Of course, some may quibble, in their suspiciously Tommy Lee Jones–esque snarl, with the idea of any vehicle being called a movie star. After all, thousands upon thousands of cars, trucks, vans, and motorcycles have crossed the silver screen, and most of them have faded into obscurity without so much as a gig teaching improv. Besides, if you’re going to give a Hollywood star to a vehicle, shouldn’t it be something with a little more pizzazz? The Batmobile? The Trans Am from Smokey and the Bandit? Even that busted-out Chrysler LeBaron from Planes, Trains and Automobiles had more personality.
But stardom isn’t always about standing out. Hollywood Chamber of Commerce president Rana Ghadban praises the Chevy Suburban as a “character actor” who can “fit into any type of role with ease.” The Suburban does reliable, unshowy work, lending a lived-in heft and authority that naturally elevates its surroundings—like a Barry Corbin or a Stacy Keach.
And as with most character actors, it’s appeared in a lot of cop shows. In fact, looking through the thousands of credits that have been obsessively cataloged on the Internet Movie Cars Database, you can see that the Suburban has been repeatedly typecast over the years, transporting police officers, FBI agents, and assorted government officials as part of some anonymous convoy.
Admittedly, there have been just a handful of leading roles for the Suburban. Jeff Bridges drove a 1978 rust-and-tan number throughout Crazy Heart. In Twister, Cary Elwes outran tornadoes in a 1989 dually-conversion, while Pierce Brosnan drove his 1987 workhorse across a dang river in Dante’s Peak. On TV, The Walking Dead gang tooled around the farm for a while in a battered 1990 Suburban, using its formidable grill to knock over zombies. And the SUV that Tony thoughtlessly fills with cigar smoke at the start of every episode of The Sopranos? That’s a Suburban K-1500 LT, renowned for its ability to sail through the Lincoln Tunnel without ever hitting traffic.
Still, as with most character actors, it’s not the size of the roles but their breadth. And the Chevy Suburban has been working steadily since John Wayne strolled by one in Big Jim McLain.
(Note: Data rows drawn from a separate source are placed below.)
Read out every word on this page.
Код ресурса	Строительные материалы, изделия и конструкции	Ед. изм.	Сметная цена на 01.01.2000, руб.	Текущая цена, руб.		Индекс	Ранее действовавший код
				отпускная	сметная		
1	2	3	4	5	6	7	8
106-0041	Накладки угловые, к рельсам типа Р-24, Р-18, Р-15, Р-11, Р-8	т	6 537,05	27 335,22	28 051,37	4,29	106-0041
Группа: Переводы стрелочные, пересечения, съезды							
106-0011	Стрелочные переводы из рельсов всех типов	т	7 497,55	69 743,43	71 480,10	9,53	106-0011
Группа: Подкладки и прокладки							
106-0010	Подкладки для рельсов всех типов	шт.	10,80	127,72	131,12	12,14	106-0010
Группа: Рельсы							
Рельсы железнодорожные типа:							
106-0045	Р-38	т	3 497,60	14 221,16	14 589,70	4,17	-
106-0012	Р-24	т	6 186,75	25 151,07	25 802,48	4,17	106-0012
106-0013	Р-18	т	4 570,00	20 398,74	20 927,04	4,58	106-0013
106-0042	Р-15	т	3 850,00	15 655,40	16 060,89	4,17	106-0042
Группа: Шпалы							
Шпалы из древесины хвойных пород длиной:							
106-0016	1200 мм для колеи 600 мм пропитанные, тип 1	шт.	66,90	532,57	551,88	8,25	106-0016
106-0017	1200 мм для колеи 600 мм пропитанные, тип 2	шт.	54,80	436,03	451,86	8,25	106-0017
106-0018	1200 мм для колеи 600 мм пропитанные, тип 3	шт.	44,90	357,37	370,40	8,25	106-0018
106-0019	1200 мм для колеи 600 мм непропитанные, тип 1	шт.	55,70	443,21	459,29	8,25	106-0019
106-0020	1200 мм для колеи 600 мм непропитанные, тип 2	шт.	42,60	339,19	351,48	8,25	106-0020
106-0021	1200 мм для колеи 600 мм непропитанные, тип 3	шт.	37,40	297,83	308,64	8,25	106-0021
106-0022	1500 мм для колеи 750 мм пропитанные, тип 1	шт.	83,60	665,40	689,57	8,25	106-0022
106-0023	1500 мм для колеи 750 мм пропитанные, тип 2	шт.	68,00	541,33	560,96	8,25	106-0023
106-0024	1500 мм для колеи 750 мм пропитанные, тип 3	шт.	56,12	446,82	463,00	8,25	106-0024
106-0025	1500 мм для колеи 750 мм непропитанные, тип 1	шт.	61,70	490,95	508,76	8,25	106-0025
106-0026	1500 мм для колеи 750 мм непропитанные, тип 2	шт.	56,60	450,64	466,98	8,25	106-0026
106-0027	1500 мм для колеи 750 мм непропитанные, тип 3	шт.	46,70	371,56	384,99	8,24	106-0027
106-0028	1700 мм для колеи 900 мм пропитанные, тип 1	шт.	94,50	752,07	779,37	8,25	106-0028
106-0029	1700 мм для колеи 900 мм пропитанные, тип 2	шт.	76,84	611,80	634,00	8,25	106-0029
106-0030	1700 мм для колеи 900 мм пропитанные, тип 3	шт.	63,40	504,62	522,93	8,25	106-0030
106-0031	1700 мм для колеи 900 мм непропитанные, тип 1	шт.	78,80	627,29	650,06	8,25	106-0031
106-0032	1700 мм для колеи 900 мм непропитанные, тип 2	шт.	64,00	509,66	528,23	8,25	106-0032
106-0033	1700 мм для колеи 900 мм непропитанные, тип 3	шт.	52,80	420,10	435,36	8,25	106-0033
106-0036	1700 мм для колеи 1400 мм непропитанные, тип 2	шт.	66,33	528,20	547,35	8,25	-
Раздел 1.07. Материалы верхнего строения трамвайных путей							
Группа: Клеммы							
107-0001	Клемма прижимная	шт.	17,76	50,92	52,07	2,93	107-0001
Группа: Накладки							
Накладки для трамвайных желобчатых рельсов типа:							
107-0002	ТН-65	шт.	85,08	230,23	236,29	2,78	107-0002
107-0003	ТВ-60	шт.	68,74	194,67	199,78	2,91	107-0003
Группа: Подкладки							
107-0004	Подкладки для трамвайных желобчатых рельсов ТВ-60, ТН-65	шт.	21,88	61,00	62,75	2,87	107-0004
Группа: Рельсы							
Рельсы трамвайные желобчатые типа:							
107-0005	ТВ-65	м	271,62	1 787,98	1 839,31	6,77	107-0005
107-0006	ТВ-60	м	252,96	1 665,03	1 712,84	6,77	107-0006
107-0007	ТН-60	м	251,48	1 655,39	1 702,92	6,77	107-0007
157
In fact, the Hollywood Chamber of Commerce estimates that the Suburban has appeared in at least one TV series each year since 1956, and at least one film a year since 1960. The Suburban has made cameos in huge blockbusters like Back to the Future, Independence Day, and The Dark Knight, popped up on classic series like The Andy Griffith Show and Breaking Bad, and lent its considerable frame to Oscar bait like JFK and Nashville. But it’s never gotten a big head about it. The Suburban has also paid its dues in glorified background parts, particularly during the ’60s and ’70s, when it took on a lot of unglamorous ambulance work.
It’s the rare class of actor that can boast that sort of versatility and longevity. It’s pretty much just the Suburban and Angela Lansbury—and no offense to Dame Lansbury, but I’d like to see her pull off a car chase on CSI.
I know some of you may also take issue with calling the Chevy Suburban a “Texas star” when it was born in California. It’s true that, before settling in Arlington, the Suburban spent the first six decades of its life being assembled everywhere from Michigan to Brazil.
But as the saying goes, Texas is a state of mind, and the Suburban has come to embody it with its combination of roomy comfort and off-road ruggedness. Besides, we call Ethan Hawke a Texas star, and that guy spent most of his life in New York. Let’s just take the award.